Designed such disclosure controls and procedures, or caused such disclosure controls and procedures to be designed under our supervision, to ensure that material information relating to the registrant, including its consolidated subsidiaries, is made known to us by others within those entities, particularly during the period in which this report is being prepared;  


(b)

Evaluated the effectiveness of the registrant’s disclosure controls and procedures and presented in this report our conclusions about the effectiveness of the disclosure controls and procedures, as of the end of the period covered by this report based on such evaluation; and  


(c)

Disclosed in this report any change in the registrant’s internal control over financial reporting that occurred during the registrant’s most recent fiscal quarter (the registrant’s fourth fiscal quarter in the case of an annual report) that has materially affected, or is reasonably likely to materially affect, the registrant’s internal control over financial reporting; and  


5.

The registrant’s other certifying officer(s) and I have disclosed, based on our most recent evaluation of internal control over financial reporting, to the registrant’s auditors and the audit committee of the registrant’s board of directors (or persons performing the equivalent functions):  


(a)

All significant deficiencies and material weaknesses in the design or operation of internal control over financial reporting which are reasonably likely to adversely affect the registrant’s ability to record, process, summarize and report financial information; and  


(b)

Any fraud, whether or not material, that involves management or other employees who have a significant role in the registrant’s internal control over financial reporting.  

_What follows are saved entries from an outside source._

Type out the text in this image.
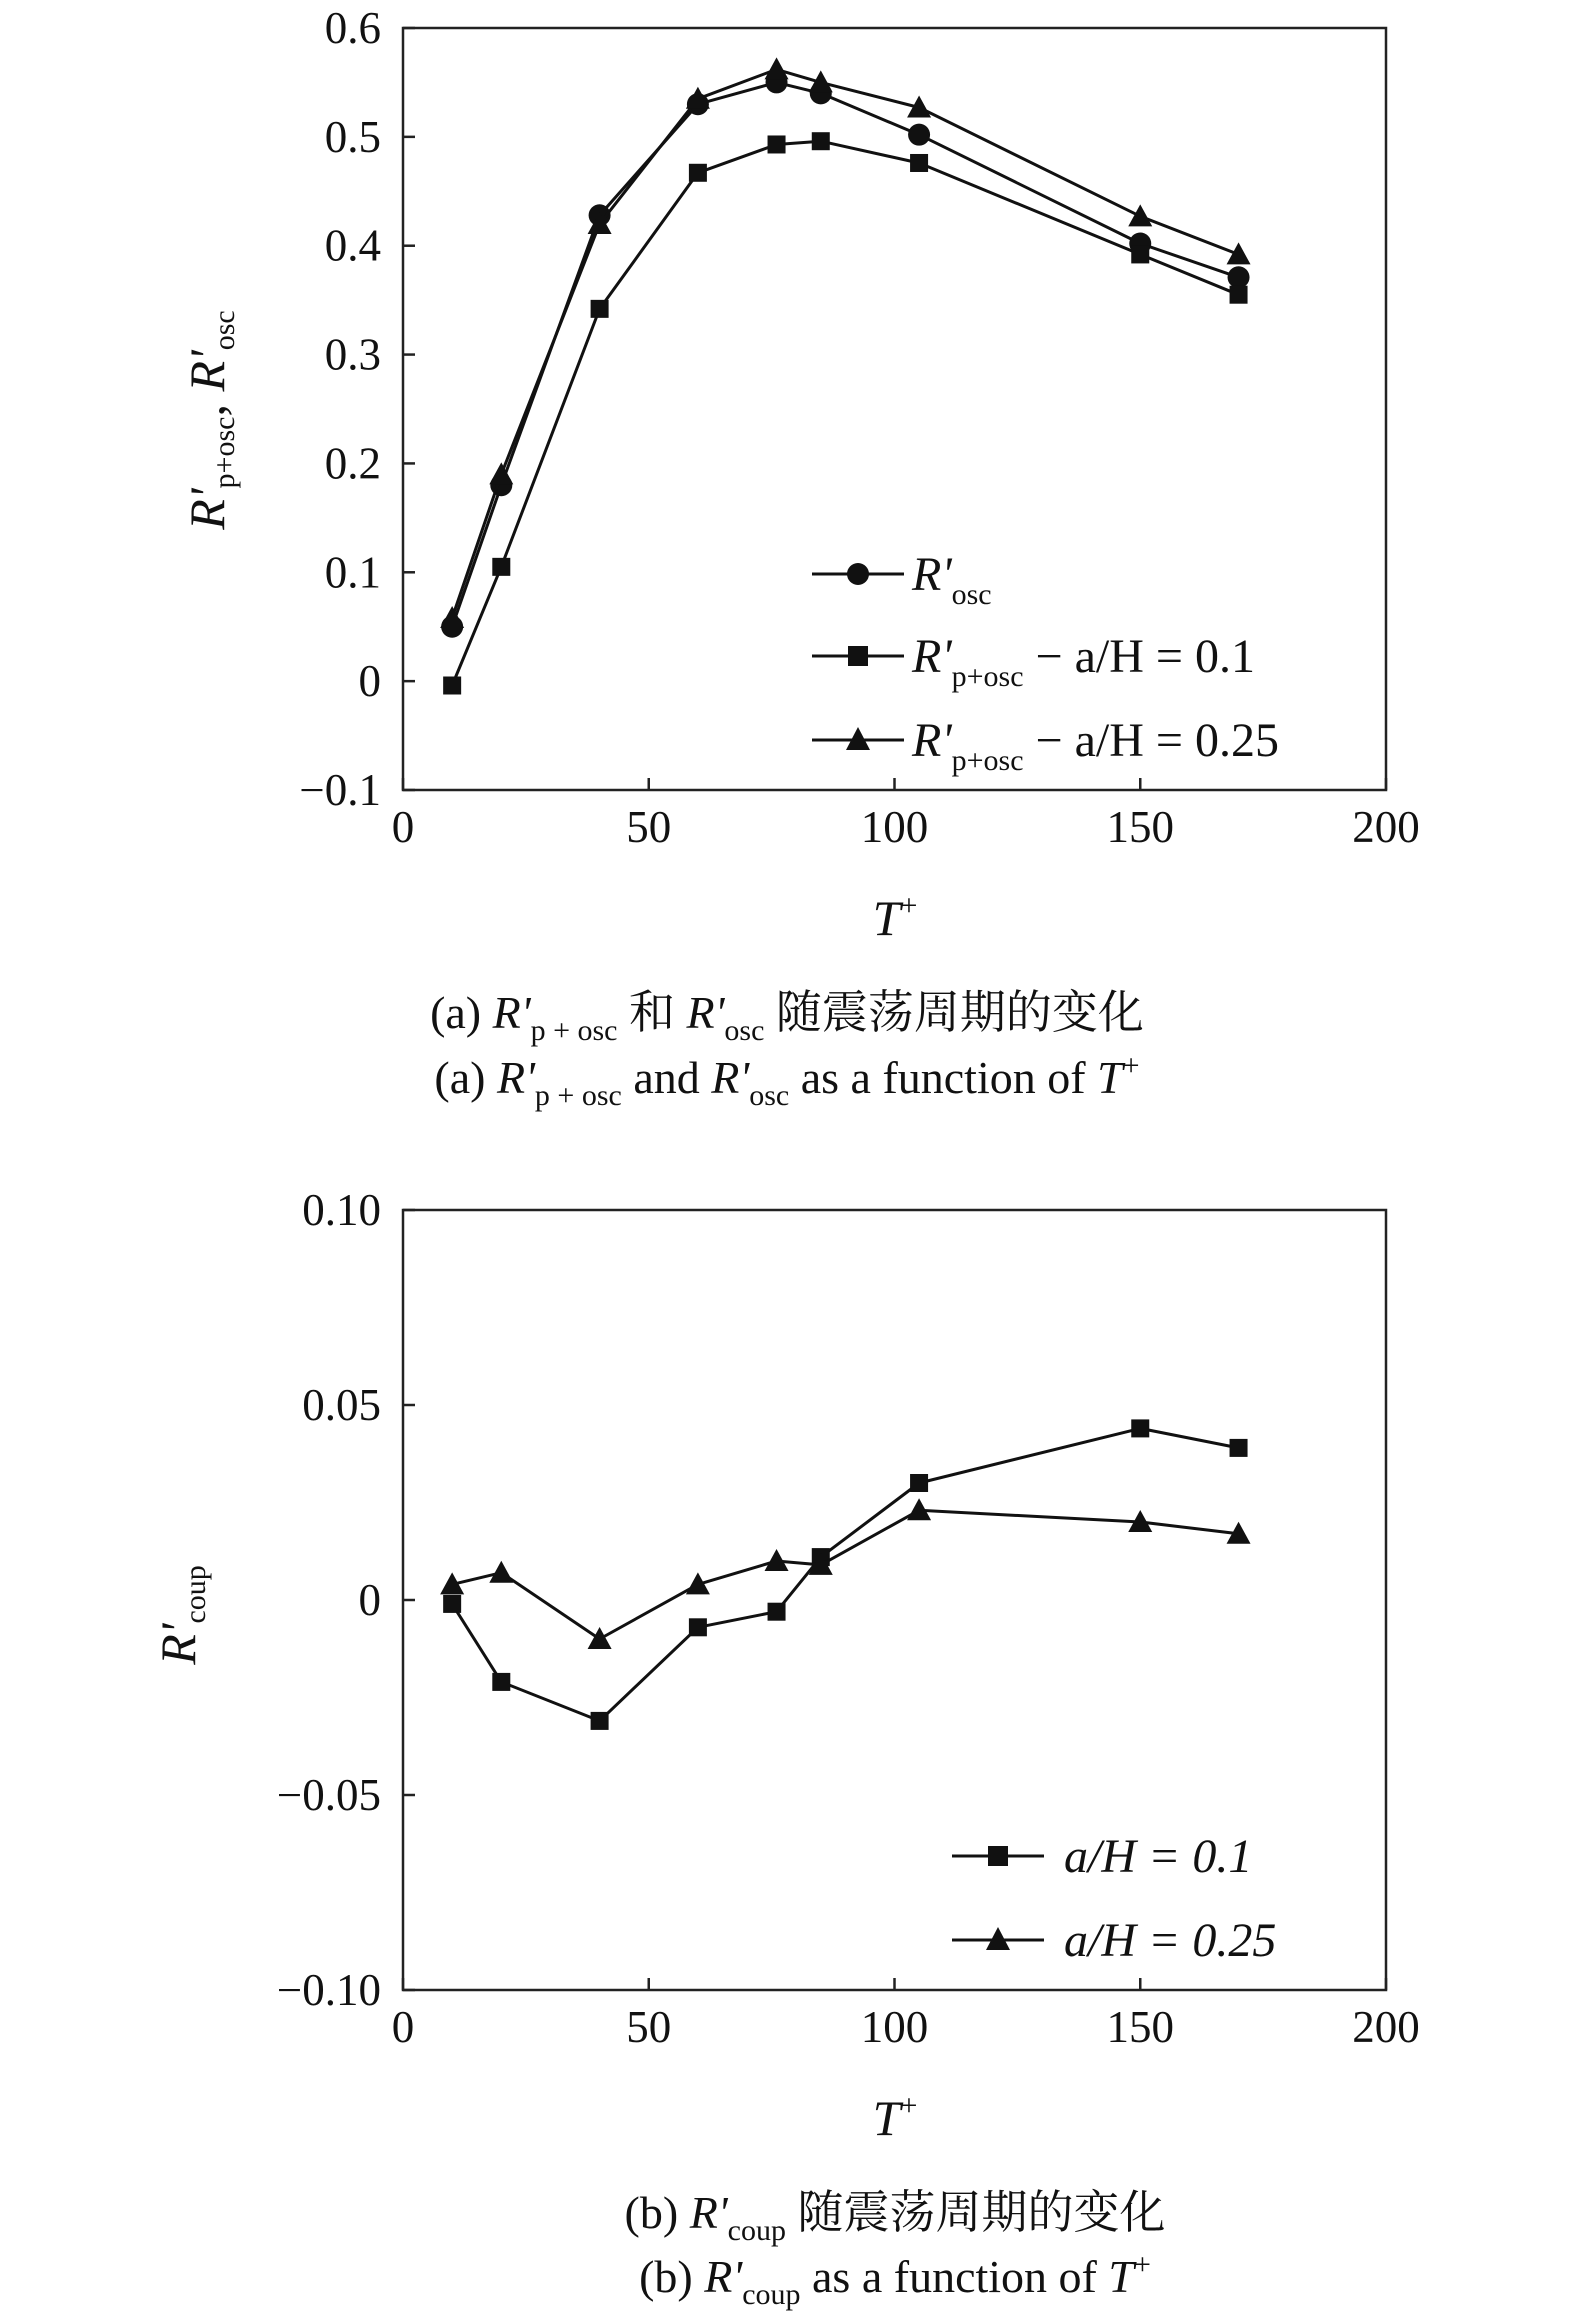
0	50	100	150	200
−0.1
0
0.1
0.2
0.3
0.4
0.5
0.6
$R'_{p+osc}$, $R'_{osc}$
T+
$R'_{osc}$
$R'_{p+osc} - a/H = 0.1$
$R'_{p+osc} - a/H = 0.25$
(a) $R'_{p + osc}$ 和 $R'_{osc}$ 随震荡周期的变化
(a) $R'_{p + osc}$ and $R'_{osc}$ as a function of T+
0	50	100	150	200
−0.10
−0.05
0
0.05
0.10
$R'_{coup}$
T+
a/H = 0.1
a/H = 0.25
(b) $R'_{coup}$ 随震荡周期的变化
(b) $R'_{coup}$ as a function of T+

Date:     November 1, 2007



 

/s/ G. Kregg Lunsford

 

G. Kregg Lunsford

 

Executive Vice President

and Chief Financial Officer







Exhibit 32.1


CERTIFICATION OF CEO AND CFO PURSUANT TO 18 U.S.C. SECTION 1350

(Adopted Pursuant to Section 906 of the Sarbanes-Oxley Act of 2002)


In connection with the Quarterly Report on Form 10-Q of Cal Dive International, Inc. (the “Company”) for the period ending September 30, 2007 as filed with the Securities and Exchange Commission on the date hereof (the “Report”), Quinn J. Hébert, as Chief Executive Officer of the Company, and G. Kregg Lunsford, as Chief Financial Officer of the Company, each hereby certifies, pursuant to 18 U.S.C. Section 1350, as adopted pursuant to Section 906 of the Sarbanes-Oxley Act of 2002, that:


(1)

The Report fully complies with the requirements of Section 13(a) of the Securities Exchange Act of 1934; and  


(2)

The information contained in the Report fairly presents, in all material respects, the financial condition and results of operations of the Company.  



Dated:   November 1, 2007




 

/s/ Quinn J. Hébert

 

Quinn J. Hébert

 

President and

Chief Executive Officer




 

/s/ G. Kregg Lunsford

 

G. Kregg Lunsford

 

Executive Vice President

and Chief Financial Officer



A signed original of this written statement required by Section 906 has been provided to the Company and will be retained by the Company and furnished to the Securities and Exchange Commission or its staff upon request.


This certification accompanies the Report pursuant to Section 906 of the Sarbanes-Oxley Act of 2002 and shall not be deemed filed by the Company for purposes of Section 18 of the Securities Exchange Act of 1934, as amended.